WASHINGTON — Supreme Court justices appeared united Tuesday as they picked apart prison rules in Arkansas that allow full afros and mustaches but no beards in a case about a Muslim inmate’s claim that his religious beliefs require that he be allowed to keep a half-inch beard.
The court heard arguments in its first religious liberty case since the Hobby Lobby case bitterly divided the justices in June over whether family-owned corporations could mount religious objections to paying for women’s contraceptives under the health care overhaul.
There was no such division evident in the courtroom Tuesday as several justices were openly skeptical of arguments made by a lawyer for Arkansas in defense of the state’s no-beard policy, which has no exception for religious beliefs.
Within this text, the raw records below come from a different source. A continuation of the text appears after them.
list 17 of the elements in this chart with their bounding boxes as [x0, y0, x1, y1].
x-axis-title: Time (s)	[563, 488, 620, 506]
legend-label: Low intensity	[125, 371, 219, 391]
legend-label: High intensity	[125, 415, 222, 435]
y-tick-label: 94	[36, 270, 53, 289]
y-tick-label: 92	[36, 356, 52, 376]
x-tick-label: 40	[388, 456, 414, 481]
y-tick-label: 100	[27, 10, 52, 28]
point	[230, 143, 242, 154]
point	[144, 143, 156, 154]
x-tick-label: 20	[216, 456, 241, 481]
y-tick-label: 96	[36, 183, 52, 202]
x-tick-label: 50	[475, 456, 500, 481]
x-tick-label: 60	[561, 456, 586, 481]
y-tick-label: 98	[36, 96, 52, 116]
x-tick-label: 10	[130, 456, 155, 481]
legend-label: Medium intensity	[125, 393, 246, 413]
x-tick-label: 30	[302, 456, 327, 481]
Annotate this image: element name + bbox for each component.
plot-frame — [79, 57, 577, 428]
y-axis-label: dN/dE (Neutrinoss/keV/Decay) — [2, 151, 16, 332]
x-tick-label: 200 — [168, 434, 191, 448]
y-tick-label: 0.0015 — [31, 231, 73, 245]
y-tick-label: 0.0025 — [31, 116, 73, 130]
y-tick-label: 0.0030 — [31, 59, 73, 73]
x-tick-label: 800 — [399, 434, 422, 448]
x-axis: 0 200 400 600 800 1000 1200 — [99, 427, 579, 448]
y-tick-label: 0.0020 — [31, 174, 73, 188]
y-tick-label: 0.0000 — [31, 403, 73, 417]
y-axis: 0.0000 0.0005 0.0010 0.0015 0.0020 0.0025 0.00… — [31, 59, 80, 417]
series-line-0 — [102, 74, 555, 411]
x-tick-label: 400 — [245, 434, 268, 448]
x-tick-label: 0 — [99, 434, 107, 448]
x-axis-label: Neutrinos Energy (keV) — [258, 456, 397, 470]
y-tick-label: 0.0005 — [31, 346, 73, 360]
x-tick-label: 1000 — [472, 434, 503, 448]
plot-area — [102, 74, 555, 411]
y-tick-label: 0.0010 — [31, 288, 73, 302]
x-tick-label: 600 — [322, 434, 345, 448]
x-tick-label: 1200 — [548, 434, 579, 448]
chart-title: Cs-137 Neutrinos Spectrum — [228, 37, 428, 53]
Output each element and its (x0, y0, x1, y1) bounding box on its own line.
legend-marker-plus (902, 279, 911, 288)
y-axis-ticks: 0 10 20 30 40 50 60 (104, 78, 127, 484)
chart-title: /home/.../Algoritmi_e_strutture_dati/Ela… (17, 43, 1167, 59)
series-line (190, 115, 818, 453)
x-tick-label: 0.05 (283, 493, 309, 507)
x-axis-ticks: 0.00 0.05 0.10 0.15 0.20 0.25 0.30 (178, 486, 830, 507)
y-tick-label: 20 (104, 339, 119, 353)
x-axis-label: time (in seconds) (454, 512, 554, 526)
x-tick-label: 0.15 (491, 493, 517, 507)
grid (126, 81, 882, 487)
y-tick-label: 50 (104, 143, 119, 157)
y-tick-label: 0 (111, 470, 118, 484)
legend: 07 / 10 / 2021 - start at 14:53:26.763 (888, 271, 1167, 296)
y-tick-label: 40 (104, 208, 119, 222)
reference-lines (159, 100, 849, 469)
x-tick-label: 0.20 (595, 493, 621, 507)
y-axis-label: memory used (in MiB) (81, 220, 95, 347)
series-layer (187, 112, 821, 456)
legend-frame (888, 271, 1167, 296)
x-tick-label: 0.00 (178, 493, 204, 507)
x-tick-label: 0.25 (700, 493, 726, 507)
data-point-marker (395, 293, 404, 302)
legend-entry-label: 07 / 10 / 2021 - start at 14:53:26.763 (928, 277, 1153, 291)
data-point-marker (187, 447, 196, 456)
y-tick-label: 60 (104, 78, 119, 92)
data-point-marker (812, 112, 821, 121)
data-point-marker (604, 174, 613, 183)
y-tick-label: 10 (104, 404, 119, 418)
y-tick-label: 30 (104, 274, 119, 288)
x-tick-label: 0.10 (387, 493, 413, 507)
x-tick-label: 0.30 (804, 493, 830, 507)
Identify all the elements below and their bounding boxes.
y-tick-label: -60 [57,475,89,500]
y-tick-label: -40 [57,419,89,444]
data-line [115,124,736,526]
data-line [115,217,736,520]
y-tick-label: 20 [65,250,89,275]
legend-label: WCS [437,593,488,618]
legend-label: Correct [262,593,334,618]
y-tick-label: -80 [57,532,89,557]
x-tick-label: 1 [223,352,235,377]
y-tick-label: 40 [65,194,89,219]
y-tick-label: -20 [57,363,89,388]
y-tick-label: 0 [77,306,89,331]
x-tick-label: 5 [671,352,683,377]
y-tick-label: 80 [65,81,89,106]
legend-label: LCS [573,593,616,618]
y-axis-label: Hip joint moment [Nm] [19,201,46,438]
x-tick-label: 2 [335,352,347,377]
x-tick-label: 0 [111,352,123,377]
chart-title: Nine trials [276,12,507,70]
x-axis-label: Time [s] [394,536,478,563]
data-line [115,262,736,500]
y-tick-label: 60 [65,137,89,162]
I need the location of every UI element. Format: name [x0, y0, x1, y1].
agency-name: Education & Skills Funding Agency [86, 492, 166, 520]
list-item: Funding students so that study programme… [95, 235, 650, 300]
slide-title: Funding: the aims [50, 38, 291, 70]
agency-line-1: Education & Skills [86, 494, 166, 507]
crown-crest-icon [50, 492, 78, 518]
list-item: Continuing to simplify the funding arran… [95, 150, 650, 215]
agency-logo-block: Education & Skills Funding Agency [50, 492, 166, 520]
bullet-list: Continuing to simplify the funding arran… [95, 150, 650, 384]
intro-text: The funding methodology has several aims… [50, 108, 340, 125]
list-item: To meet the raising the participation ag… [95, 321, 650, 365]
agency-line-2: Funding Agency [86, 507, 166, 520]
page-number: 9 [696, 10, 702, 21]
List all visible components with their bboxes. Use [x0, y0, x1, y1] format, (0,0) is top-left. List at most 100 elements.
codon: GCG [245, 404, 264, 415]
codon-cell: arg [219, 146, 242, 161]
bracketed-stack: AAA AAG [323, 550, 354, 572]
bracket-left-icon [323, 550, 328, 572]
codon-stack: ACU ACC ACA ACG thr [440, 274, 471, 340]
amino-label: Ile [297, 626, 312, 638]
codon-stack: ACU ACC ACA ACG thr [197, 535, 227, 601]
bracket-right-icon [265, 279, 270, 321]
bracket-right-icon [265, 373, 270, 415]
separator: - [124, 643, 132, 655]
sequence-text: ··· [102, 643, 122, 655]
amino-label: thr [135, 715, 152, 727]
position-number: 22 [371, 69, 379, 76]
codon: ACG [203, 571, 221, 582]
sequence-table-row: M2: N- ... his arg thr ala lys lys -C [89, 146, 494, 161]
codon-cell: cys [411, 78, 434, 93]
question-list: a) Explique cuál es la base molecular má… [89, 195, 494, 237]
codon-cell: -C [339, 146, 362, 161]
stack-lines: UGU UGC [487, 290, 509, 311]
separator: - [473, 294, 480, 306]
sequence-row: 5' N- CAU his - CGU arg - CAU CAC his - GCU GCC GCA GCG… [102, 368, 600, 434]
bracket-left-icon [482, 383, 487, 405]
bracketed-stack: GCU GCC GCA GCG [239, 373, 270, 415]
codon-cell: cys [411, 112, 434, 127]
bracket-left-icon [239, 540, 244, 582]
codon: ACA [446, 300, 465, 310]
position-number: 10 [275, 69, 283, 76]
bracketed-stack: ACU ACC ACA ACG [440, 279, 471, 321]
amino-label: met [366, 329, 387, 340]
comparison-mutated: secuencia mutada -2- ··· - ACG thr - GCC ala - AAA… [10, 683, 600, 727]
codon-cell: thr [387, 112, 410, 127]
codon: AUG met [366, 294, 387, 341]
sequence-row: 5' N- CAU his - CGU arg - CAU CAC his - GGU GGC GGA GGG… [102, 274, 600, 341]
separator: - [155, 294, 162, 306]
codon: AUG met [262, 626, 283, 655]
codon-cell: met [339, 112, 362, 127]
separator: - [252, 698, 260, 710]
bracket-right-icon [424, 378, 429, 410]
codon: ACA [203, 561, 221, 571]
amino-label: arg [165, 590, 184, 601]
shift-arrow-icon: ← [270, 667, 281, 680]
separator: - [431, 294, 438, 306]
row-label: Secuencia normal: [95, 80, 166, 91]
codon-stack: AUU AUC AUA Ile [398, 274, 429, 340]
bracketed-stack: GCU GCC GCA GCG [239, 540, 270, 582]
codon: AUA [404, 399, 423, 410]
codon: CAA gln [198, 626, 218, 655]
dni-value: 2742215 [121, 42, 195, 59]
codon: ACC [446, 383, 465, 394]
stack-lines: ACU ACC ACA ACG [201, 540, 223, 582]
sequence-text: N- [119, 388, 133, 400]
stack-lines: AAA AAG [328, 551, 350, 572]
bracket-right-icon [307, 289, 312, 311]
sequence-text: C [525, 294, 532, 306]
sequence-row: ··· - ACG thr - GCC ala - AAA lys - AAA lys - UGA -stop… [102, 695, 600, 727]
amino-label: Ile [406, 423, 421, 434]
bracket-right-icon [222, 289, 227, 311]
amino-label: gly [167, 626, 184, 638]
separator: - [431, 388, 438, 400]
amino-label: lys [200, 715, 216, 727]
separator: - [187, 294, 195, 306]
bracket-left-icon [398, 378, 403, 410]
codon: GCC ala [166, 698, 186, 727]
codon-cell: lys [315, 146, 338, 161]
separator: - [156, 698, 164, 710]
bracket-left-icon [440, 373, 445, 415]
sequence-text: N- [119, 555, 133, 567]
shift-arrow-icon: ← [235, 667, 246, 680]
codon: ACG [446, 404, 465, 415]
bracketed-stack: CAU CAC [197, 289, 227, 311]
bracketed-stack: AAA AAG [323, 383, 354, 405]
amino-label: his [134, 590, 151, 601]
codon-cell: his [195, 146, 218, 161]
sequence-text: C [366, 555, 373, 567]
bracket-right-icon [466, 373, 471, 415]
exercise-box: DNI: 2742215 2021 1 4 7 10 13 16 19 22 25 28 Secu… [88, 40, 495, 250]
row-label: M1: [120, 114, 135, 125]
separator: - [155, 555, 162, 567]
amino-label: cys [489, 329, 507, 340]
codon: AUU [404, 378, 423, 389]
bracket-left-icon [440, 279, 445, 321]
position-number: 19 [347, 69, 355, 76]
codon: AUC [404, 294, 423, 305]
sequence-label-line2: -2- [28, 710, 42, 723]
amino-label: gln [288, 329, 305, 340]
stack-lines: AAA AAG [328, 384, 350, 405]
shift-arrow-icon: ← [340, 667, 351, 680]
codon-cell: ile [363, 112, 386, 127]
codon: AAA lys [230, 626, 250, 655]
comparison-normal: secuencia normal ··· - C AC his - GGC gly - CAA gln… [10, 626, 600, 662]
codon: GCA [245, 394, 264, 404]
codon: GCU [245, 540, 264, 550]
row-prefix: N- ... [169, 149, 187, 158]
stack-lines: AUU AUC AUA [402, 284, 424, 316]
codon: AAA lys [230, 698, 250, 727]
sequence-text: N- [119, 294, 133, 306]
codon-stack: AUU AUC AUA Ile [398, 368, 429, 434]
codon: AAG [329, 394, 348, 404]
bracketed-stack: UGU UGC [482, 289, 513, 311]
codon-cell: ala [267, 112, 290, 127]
The state has a legitimate security interest in prohibiting beards because prisoners can hide items in them and change their appearance by shaving, Arkansas Deputy Attorney General David Curran said.
Justice Samuel Alito, sounding like the prosecutor he once was, suggested a simple solution to the concealment issue: Give the inmate a comb and instruct him to comb the beard. “If there’s anything in there, if there’s a SIM card in there or a revolver or anything else you think can be hidden in a half-inch beard, a tiny revolver, it’ll fall out,” Alito said to laughter.
Curran agreed: “That sounds like something that could be done.”
Justice Ruth Bader Ginsburg also elicited some agreement from the Arkansas lawyer when she said, “You have no comparable rule about hair on one’s head, where it seems more could be hidden than in the beard.”
Gregory Holt, 39, serving a life sentence for a brutal assault on his girlfriend, argued that Muslim beliefs mean he should grow a full beard but offered a half-inch beard as a compromise because California allows Muslim inmates to wear beards of that length.
Chief Justice John Roberts and Justice Antonin Scalia were among those on the bench who sounded frustrated with the limited nature of what they were being asked to decide.
“I don’t want to do these cases half-inch by half-inch,” Scalia said.